Lembranças de Hollywood
Durante os anos 1980 e 1990, Meryl continuou colecionando sucessos de crítica e indicações à prêmios. “Silkwood – O Retrato de uma Coragem”, “Entre Dois Amores”, “Ironweed” – parcerias com Robert Redford e Jack Nicholson respectivamente -, “Um Grito no Escuro”, “Lembranças de Hollywood”, “As Pontes de Madison” – dirigida por Clint Eastwood -, “Um Amor Verdadeiro” e “Música do Coração”. Deram a ela indicações a categoria principal no Oscar. Versátil e consciente do seu talento, Streep experimentou outros gêneros e filmes despretenciosos.
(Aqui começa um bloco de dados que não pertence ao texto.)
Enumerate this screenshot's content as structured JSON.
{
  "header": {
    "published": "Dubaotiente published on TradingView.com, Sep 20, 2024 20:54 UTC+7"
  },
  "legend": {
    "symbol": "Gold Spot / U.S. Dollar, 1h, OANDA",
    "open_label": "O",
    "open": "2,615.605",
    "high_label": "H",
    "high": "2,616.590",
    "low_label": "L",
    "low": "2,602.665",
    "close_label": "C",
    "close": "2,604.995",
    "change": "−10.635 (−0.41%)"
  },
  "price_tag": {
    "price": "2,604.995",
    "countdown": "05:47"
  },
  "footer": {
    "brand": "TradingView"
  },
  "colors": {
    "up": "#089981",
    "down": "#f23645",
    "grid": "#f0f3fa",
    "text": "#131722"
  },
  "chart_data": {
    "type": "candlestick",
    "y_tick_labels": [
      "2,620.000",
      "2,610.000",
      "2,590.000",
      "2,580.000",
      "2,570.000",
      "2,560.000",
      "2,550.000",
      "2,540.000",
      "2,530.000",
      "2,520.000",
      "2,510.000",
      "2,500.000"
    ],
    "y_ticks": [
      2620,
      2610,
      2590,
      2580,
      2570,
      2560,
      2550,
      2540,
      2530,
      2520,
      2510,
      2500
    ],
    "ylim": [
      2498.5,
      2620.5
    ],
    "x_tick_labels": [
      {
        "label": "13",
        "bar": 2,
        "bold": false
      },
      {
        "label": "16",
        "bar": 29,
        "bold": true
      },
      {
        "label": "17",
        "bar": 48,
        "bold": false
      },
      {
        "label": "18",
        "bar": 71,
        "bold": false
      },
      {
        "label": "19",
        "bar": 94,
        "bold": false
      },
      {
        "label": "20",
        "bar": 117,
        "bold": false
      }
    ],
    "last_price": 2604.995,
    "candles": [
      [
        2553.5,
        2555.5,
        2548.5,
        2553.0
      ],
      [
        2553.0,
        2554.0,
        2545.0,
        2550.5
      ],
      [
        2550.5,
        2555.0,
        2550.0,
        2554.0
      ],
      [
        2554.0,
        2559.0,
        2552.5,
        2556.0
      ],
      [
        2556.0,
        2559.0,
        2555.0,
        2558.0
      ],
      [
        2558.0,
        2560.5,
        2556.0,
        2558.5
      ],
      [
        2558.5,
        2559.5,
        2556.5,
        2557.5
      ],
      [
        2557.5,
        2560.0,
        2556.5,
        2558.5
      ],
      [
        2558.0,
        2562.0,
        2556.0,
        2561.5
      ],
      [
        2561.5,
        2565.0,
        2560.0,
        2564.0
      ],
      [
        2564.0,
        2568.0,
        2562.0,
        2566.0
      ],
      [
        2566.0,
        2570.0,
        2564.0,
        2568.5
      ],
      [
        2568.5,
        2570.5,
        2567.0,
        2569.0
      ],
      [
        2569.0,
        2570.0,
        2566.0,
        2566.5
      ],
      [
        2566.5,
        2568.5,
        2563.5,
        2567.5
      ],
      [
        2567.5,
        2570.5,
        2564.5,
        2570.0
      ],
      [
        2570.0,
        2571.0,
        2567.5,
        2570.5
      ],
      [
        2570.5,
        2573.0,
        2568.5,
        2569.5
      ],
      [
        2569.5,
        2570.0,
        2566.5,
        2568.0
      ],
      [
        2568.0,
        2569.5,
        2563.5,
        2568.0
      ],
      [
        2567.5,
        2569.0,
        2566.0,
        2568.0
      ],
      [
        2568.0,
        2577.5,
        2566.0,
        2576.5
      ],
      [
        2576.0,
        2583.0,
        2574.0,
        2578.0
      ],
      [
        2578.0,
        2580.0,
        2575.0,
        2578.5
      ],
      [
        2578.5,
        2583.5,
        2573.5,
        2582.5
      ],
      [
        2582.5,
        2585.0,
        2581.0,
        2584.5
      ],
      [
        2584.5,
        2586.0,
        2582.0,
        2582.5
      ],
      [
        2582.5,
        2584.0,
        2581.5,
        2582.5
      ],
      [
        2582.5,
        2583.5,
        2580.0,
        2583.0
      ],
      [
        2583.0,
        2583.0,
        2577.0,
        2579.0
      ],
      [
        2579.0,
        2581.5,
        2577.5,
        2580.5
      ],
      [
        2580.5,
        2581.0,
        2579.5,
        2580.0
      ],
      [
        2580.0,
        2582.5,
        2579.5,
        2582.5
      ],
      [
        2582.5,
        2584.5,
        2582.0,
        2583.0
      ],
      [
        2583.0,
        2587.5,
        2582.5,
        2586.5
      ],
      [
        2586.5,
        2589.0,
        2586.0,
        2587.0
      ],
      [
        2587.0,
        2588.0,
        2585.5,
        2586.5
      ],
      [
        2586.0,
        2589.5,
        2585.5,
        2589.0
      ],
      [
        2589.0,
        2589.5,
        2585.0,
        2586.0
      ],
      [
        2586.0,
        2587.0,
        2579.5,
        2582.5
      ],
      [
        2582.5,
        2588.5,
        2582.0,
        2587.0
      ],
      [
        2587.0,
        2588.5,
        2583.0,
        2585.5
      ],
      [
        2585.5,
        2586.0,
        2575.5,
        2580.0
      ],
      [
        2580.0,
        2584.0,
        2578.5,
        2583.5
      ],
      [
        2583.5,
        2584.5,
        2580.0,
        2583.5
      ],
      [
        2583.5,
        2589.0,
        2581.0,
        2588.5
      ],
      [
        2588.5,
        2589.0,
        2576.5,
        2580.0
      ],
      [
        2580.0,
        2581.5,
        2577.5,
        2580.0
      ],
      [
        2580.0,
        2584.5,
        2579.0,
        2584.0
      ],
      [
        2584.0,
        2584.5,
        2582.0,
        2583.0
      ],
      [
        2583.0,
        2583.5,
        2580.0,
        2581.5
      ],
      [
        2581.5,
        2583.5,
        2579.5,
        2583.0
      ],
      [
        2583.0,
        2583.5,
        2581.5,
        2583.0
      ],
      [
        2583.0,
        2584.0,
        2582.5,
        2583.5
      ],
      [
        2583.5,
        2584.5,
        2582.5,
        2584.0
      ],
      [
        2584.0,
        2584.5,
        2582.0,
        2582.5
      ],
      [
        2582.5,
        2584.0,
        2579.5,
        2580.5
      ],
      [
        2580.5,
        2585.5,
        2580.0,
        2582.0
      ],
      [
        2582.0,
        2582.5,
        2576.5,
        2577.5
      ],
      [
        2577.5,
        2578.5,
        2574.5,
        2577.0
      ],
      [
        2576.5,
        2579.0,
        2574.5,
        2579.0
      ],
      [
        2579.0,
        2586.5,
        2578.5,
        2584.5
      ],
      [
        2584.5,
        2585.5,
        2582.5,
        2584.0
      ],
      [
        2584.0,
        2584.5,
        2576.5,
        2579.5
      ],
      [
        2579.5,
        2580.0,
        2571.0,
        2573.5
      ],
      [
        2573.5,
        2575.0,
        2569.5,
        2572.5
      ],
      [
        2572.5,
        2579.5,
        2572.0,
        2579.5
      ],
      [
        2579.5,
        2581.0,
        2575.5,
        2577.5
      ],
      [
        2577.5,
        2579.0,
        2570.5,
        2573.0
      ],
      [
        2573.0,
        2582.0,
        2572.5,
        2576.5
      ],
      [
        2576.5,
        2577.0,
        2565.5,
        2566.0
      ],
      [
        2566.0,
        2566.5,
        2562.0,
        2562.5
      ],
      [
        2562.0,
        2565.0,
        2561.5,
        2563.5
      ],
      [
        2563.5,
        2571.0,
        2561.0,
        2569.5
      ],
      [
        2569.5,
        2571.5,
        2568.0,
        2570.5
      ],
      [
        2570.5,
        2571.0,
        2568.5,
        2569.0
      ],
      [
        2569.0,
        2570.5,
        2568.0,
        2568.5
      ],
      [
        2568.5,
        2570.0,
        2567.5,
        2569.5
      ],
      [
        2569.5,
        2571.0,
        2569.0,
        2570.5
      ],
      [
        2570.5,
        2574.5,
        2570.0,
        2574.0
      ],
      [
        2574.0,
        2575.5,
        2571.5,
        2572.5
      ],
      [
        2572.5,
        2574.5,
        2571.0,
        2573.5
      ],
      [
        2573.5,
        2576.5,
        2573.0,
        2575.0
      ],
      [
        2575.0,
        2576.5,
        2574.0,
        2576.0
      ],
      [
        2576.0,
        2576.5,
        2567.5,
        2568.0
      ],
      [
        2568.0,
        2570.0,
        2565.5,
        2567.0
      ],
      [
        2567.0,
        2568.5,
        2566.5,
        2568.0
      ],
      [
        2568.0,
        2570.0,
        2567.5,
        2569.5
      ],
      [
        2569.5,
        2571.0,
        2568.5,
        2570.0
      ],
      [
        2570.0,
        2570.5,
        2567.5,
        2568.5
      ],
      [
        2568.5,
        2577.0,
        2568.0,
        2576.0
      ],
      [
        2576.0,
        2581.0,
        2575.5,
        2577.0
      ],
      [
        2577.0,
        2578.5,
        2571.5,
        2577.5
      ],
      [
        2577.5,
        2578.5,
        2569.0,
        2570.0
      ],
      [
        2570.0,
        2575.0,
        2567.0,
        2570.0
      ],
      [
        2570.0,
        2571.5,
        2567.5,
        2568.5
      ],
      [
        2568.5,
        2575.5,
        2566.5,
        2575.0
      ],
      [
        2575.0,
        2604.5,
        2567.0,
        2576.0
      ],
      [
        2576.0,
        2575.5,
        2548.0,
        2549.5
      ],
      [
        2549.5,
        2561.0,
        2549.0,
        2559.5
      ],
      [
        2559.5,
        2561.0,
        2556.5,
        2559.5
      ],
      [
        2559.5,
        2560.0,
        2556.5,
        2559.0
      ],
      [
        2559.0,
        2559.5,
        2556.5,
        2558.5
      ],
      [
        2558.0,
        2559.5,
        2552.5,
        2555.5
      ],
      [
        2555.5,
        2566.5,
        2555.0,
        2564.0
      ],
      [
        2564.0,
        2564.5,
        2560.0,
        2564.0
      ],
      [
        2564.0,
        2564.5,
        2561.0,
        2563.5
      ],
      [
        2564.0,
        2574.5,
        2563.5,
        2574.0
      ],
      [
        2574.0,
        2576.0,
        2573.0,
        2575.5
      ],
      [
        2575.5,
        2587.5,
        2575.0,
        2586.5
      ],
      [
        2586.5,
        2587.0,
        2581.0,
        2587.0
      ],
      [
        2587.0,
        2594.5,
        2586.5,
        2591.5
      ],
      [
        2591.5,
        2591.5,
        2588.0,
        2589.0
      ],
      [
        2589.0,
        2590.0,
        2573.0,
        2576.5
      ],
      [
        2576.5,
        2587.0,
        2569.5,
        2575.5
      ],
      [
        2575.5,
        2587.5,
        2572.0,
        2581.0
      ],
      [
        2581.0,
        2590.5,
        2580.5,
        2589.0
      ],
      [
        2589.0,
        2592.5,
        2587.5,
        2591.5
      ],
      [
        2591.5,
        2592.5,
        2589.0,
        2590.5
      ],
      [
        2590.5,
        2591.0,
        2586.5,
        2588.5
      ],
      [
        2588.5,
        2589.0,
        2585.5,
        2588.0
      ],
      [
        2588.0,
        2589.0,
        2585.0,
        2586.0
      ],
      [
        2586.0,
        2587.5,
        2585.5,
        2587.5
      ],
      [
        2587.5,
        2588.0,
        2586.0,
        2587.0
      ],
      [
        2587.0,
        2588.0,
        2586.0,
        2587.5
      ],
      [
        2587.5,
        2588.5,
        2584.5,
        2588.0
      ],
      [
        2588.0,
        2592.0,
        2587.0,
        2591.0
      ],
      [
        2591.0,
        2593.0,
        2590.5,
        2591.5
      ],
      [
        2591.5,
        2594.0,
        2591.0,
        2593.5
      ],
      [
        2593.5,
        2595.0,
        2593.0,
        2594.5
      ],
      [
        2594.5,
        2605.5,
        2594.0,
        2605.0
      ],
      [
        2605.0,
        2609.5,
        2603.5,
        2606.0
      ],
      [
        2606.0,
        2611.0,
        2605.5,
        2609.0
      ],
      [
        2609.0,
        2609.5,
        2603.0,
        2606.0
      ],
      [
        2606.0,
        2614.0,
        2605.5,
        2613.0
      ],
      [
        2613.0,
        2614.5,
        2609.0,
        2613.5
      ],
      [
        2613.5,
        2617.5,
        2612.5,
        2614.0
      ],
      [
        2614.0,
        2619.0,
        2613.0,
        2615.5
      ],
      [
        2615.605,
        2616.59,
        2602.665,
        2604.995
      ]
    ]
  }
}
Os romances “Amor à Primeira Vista” com Robert De Niro, e “A Difícil Arte de Amar” com Jack Nicholson, as comédias “Ela é o Diabo” e “A Morte Lhe Cai Bem”, de Robert Zemeckis (“Forrest Gump”) e o filme de aventura “O Rio Selvagem” de Curtis Hanson (“L.A. – Cidade Proibida”) são bons exemplos para quem quiser ver uma Meryl menos “séria”.
As horas
Muitas atrizes reclamam que os papéis no cinema começam a diminuir quando passam a barreira dos 50 anos, esse não foi o caso de Streep. A primeira década de 2000 foi tão ou mais formidável para a atriz do que as anteriores. Sucessos de bilheteria como “O Diabo veste Prada” e “Mamma Mia“, a apresentaram para as novas gerações. Pelo papel da bitch Miranda Priestley de “Prada”, Meryl recebeu mais uma indicação como melhor atriz. No total ela tem 15 nomeações ao prêmio da Academia, até agora claro. Porque, com certeza, a 16º virá com o longa “Julie & Julia”. Onde interpreta a renomada chef Julia Child. Sem nenhum projeto confirmado para 2010, parece que Streep deixará seus fãs com saudades. Na expectativa por novos, e brilhantes trabalhos.
Maior sucesso: “O Diabo veste Prada” (2006)
Maior fracasso: “O Suspeito” (2007)
Personagem da década: Miranda Priestley em “O Diabo veste Prada” (2006).